Gue termenung, menyimak omongan kak Nandra.
Ya tuhan, kok bisa ada laki-laki seeffort kayak dia?

"Semangat kuliahnya," ucap gue kemudian.

Kak Nandra mengangguk. "Tunggu aku ya,"




Pilihan gue udah bulet buat nikah sama kak Nandra sehabis dia selesain study spesialistnya.
Sebenarnya tujuan gue baik, gue nggak mau menambah beban pikirannya kalau misalnya gue dan dia nikah sekarang.
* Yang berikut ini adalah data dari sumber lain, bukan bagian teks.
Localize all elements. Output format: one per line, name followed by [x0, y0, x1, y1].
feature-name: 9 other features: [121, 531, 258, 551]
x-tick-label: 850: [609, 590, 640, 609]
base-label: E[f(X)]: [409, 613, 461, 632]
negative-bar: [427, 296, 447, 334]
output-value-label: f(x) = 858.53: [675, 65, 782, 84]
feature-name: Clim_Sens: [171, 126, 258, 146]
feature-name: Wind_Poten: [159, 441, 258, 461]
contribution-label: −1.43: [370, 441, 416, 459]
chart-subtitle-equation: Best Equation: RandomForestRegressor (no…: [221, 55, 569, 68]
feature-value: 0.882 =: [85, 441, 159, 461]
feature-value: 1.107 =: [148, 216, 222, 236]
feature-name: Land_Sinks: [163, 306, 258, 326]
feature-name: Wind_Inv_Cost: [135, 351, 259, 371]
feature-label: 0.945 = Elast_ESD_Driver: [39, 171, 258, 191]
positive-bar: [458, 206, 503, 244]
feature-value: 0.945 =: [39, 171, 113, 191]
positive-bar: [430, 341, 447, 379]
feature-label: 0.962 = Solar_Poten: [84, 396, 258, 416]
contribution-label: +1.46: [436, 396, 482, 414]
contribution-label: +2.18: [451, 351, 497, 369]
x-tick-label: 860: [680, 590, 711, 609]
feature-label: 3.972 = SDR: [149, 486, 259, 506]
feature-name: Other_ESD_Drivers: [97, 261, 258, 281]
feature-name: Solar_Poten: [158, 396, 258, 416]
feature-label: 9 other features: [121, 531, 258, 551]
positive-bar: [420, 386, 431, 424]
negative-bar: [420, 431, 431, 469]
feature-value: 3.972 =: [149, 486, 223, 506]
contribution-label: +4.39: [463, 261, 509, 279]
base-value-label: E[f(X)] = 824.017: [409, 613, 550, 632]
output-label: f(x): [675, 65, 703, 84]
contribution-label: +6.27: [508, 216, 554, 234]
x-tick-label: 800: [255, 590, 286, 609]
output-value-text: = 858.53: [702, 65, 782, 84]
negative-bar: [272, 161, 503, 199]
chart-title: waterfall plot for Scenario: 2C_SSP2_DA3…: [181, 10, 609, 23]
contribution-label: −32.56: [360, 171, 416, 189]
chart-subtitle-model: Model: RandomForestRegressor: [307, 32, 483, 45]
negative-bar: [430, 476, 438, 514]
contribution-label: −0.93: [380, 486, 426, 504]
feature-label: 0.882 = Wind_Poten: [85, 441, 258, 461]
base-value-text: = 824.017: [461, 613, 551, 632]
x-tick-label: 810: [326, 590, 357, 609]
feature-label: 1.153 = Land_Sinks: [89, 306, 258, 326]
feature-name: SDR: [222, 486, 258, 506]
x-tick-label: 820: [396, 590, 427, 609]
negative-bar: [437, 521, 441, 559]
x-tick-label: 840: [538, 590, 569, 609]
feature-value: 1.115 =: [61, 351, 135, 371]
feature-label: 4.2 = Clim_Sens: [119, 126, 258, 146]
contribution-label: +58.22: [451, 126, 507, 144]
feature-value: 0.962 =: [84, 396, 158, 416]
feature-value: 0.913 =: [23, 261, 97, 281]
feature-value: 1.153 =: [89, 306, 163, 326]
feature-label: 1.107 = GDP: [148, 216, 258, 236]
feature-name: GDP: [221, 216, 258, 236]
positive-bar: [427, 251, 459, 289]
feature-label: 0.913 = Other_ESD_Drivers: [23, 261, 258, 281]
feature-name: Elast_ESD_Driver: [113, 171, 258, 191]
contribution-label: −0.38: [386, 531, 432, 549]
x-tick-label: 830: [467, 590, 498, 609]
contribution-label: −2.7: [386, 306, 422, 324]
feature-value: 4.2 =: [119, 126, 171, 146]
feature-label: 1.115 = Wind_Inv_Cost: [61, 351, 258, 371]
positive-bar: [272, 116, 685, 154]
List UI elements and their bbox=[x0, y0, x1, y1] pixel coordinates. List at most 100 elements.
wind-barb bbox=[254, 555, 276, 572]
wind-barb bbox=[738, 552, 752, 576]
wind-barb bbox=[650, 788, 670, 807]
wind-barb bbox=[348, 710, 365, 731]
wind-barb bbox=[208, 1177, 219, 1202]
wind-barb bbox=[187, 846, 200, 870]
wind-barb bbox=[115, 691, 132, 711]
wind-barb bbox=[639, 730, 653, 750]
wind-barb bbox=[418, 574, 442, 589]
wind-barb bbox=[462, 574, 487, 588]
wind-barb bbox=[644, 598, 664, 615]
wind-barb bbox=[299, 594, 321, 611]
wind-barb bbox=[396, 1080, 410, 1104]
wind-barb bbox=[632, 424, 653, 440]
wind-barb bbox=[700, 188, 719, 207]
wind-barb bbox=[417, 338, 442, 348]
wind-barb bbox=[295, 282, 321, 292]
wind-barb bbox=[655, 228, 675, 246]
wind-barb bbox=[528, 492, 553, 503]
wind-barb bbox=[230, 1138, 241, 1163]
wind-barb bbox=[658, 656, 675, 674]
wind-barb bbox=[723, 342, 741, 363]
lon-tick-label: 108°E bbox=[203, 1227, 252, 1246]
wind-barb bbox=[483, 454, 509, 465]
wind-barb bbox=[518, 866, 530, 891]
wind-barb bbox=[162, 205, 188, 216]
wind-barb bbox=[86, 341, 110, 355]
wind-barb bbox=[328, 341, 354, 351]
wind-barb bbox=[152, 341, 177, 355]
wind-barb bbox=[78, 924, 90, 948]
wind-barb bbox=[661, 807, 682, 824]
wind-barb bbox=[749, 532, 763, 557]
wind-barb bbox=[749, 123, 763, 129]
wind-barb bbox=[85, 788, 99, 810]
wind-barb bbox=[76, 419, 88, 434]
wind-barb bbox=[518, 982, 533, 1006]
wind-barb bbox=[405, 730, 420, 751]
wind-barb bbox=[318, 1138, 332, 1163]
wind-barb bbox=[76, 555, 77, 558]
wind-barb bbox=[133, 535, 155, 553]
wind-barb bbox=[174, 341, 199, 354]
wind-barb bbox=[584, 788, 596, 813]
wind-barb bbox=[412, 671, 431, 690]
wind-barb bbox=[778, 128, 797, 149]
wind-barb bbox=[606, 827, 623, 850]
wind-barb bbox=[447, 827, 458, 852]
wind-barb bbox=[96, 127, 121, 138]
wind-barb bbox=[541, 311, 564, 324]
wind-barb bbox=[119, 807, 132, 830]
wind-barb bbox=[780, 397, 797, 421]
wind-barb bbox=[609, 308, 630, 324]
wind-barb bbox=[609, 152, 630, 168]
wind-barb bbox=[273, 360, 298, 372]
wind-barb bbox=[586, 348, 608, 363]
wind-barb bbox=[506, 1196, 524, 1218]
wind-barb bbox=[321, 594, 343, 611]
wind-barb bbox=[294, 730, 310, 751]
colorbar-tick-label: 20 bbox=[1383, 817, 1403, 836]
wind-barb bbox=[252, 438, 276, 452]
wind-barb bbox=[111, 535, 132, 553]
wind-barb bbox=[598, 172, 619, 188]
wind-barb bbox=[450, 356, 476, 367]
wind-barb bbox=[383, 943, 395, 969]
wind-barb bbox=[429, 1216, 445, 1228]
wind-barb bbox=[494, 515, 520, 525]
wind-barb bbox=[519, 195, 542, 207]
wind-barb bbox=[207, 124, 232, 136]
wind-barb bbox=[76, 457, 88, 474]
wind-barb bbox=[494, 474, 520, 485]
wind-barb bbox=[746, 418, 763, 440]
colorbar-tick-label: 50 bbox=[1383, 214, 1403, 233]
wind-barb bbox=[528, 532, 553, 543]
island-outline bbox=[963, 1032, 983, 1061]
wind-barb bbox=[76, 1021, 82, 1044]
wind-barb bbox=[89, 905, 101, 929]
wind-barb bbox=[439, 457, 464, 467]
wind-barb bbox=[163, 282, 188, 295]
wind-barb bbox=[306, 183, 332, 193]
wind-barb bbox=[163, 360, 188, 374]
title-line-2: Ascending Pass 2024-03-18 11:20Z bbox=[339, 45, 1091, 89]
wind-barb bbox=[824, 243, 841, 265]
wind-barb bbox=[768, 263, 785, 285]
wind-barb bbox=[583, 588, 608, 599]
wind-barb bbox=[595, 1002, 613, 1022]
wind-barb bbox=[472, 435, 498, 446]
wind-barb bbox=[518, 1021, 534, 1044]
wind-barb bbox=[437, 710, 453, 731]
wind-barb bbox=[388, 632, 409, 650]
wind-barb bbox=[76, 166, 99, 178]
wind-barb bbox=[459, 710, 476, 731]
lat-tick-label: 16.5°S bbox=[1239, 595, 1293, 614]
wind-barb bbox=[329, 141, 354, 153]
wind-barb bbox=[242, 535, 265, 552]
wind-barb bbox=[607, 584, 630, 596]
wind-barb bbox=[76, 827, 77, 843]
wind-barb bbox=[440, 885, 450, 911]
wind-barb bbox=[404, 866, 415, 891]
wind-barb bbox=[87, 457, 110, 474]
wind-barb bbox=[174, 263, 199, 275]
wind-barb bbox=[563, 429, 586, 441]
Mobil kak Nandra menepi diparkiran area rumah gue. Ia mematikan mesin mobil lalu matanya menatap gue.

"Ayo turun,"

Setelah turun dari mobil, ia melangkah menghampiri gue. Tangannya membelai helaian rambut gue yang bergerak karena angin.

"Padahal kamu belum masuk rumah, tapi aku udah kangen." Ucapnya, menyelipkan raambut ke belakang telinga gue.

"Besok kita ketemu, kan?"

Gue berharap dia ngomong iya tapi nyatanya kak Nandra diam aja.
Matanya terus menatap gue, seperti mengisyaratkan sesuatu.

"Iya kan kak?" ulang gue. Dia masih bergeming.

Setelah beberapa detik, kak Nandra tersenyum tipis.
"Iya, sayangku." ia mencubit pipi gue. "Udah sana masuk, besok kamu kerja kan?"


Gue mengangguk tanpa menjawabnya.
Kak Nandra pamitan lalu pergi bersama mobilnya. Meninggalkan gue dalam keheningan.
Entah kenapa, perasaan gue jadi nggak enak.

Plis, semoga ini cuma perasaan gue aja.